An NYPD ambulance driven and staffed by ESU officers return Lt. Yvan Pierre-Louis to his home in Hempstead in September 2020 after he spent five months in the hospital. (Barry Williams/for New York Daily News)

Pierre-Louis was stronger and began to heal — something doctors said was a miracle.

Pierre-Louis stated that the doctor would have cried because it was the first time they had a COVID patient who was supposed to die. “They thought they would put me in the morgue. The doctors thought I was not going to leave.”

Pierre-Louis, who had never suffered from a serious illness while on the job, now has COVID-related nerve damage. He needs an oxygen tank in order to breathe.

He said, “I love music and I love dancing.” “If I tried dancing, I would have to stop after about one to two minutes. Dance is a physical movement and your oxygen levels will drop if you do that.”

Lt.
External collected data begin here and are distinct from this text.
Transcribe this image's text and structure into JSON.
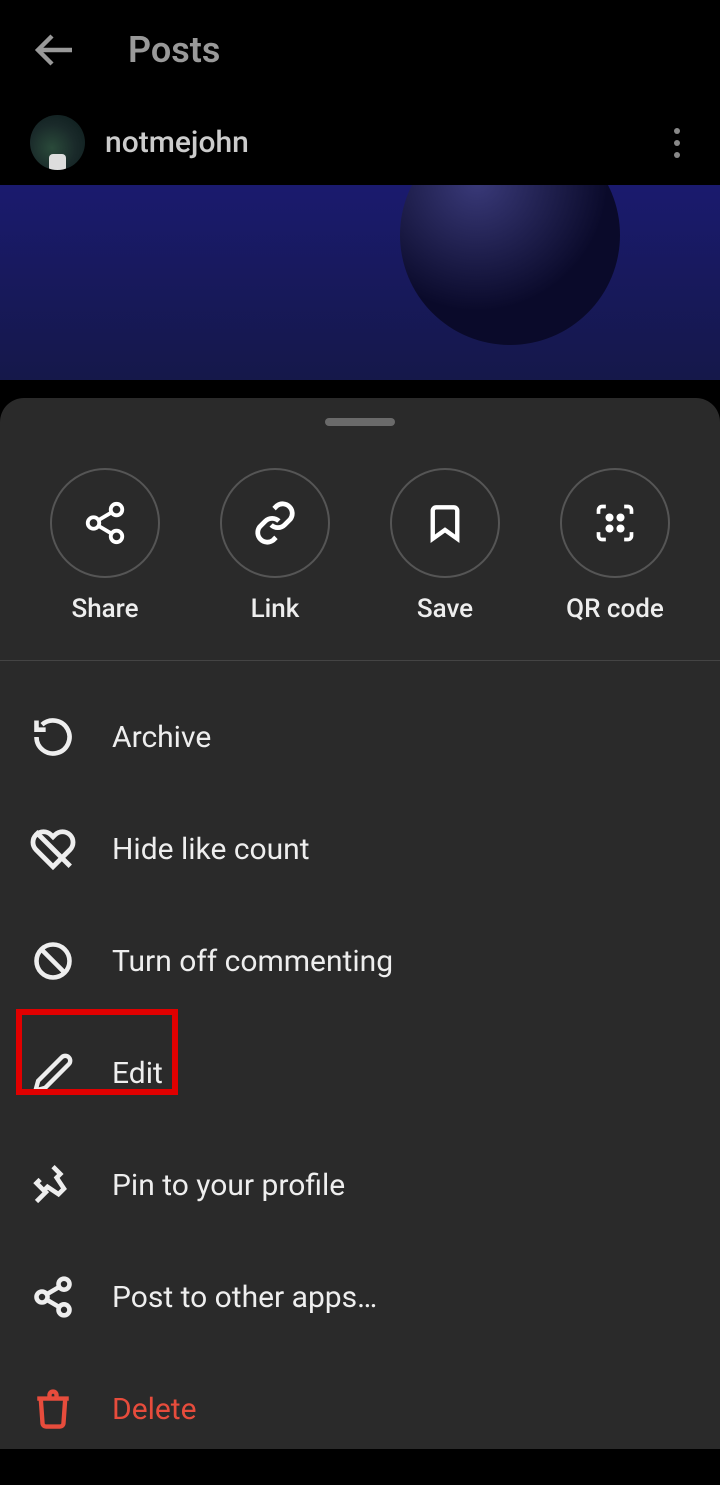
{
  "header": {
    "title": "Posts"
  },
  "post": {
    "username": "notmejohn"
  },
  "sheet": {
    "actions": [
      {
        "label": "Share"
      },
      {
        "label": "Link"
      },
      {
        "label": "Save"
      },
      {
        "label": "QR code"
      }
    ],
    "menu": [
      {
        "label": "Archive"
      },
      {
        "label": "Hide like count"
      },
      {
        "label": "Turn off commenting"
      },
      {
        "label": "Edit"
      },
      {
        "label": "Pin to your profile"
      },
      {
        "label": "Post to other apps…"
      },
      {
        "label": "Delete"
      }
    ]
  },
  "highlight": {
    "target": "edit-menu-item"
  }
}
Robert Lee, an NYPD family assistance unit officer, waits with the wife of Lt. Yvan Pierre-Louis for her husband to emerge from an NYPD ambulance as he arrived home from a five-month hospital stay in September 2020. (Barry Williams/for New York Daily News)

A grandfather to eight children, the man said that if it hadn’t been for the infection, he would still have stayed with NYPD “until they kicked me out”.

He said, “I can’t say anything negative about the Police Department.” They have some amazing people. They did everything I asked. They were kind to me.”